The rough translation of the concept of uma is nature. According to Oromo worldview, the power that keeps uma in balance is Waaqa. Some people equate the concept of Waaqa to the concept of the Father God. However, unlike how the concept of the Father God is defined in the Bible, the Oromo people say Waaqni humna malee bifa hin qabu. That is roughly to say Waaqa has no form but power. Therefore, this is one critical difference between the concept of Waaqa and the concept of the Father God.

Also masked in the above critical departure is the difference between Nature Celebration and Worshipping the Father God. According to Oromo consciousness, uma has its balance and that balance needs protection and celebration. At Nature Celebration ceremonies, thanksgiving is afforded to Waaqa, the power that keeps it in balance, and humanity is reminded to protect it. This appears to be what is being characterized by the scientists as well. TIME magazine points out the suggestion of Drs. Dawkins and Collins that “if the universal constants, the six or more characteristics of our universe, had varied at all, it would have made life impossible.” Such understanding of nature makes the understanding of the Scripture of Nature more complete.

Another critical departure between Oromo worldview and the writings in the religious texts lies in the answer to the question of what happens after death. This issue seems to be the main dividing factor between the Jehovah Witness sect of Christianity and the rest of Christianity. According to Ecclesiastes 4:20-21, “All go to the same place; all come from dust, and to dust all return. Who knows if the spirit of man rises upward and if the spirit of the animal goes down into the earth?”

This is perhaps the most revealing link between Oromo worldview and the Judeo-Christian-Islam religious establishments. According to Oromo worldview, a person pays for his or her wrongdoings while still on earth but his soul rests after death. Put differently, the concept of Chubbu, punishment here on earth for the wrongdoings while here on earth, is in Oromo consciousness whereas the concept of hell is absent.
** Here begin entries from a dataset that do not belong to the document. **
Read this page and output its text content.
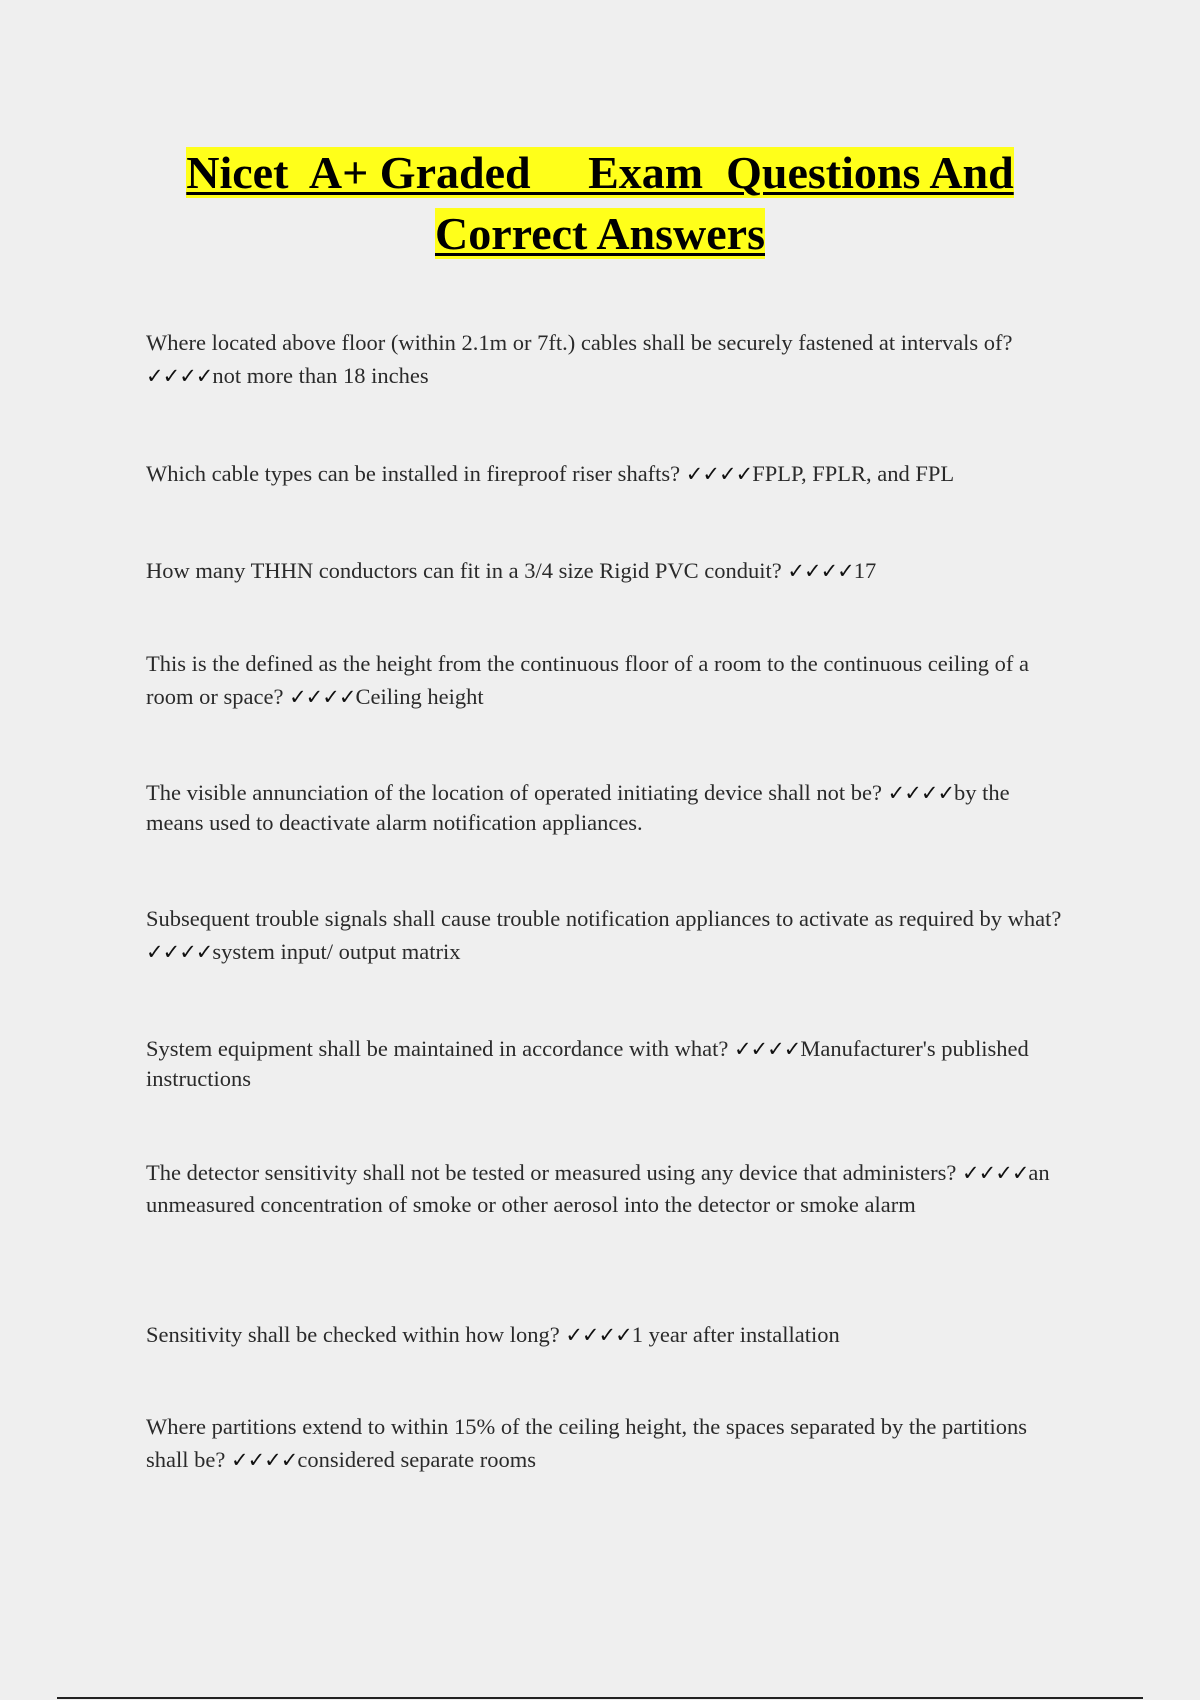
Nicet  A+ Graded     Exam  Questions And
Correct Answers
Where located above floor (within 2.1m or 7ft.) cables shall be securely fastened at intervals of? ✓✓✓✓not more than 18 inches
Which cable types can be installed in fireproof riser shafts? ✓✓✓✓FPLP, FPLR, and FPL
How many THHN conductors can fit in a 3/4 size Rigid PVC conduit? ✓✓✓✓17
This is the defined as the height from the continuous floor of a room to the continuous ceiling of a room or space? ✓✓✓✓Ceiling height
The visible annunciation of the location of operated initiating device shall not be? ✓✓✓✓by the means used to deactivate alarm notification appliances.
Subsequent trouble signals shall cause trouble notification appliances to activate as required by what? ✓✓✓✓system input/ output matrix
System equipment shall be maintained in accordance with what? ✓✓✓✓Manufacturer's published instructions
The detector sensitivity shall not be tested or measured using any device that administers? ✓✓✓✓an unmeasured concentration of smoke or other aerosol into the detector or smoke alarm
Sensitivity shall be checked within how long? ✓✓✓✓1 year after installation
Where partitions extend to within 15% of the ceiling height, the spaces separated by the partitions shall be? ✓✓✓✓considered separate rooms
The concept of the Father God is not absent in Oromo culture, but manifests itself in a different way than how it is depicted in the religious texts. The Geez or Sabean language appears to be the critical link between the Oromo concept of father and the concept of the Father God in the religious texts. Ab is the Geez or Sabean language equivalent of the concept of the Father God in the religious texts, and interestingly enough, that of father in Oromo language. In Oromo language, Abba means father. Incidentally, this term, or a variation of it, is used to refer to father in many languages of the world. Whether the concept of creation in his own image is derived from the physical similarity between the father and the son is something to ponder about. However, the use of the term Abba or its variation in different languages gives a further evidence for the proposition that humanity migrated outwards from Ethiopia.

While Oromo children are taught to respect their fathers, it appears that as people traveled farther away, this respect has been lifted enough to revere the father to the Father God and worship Him.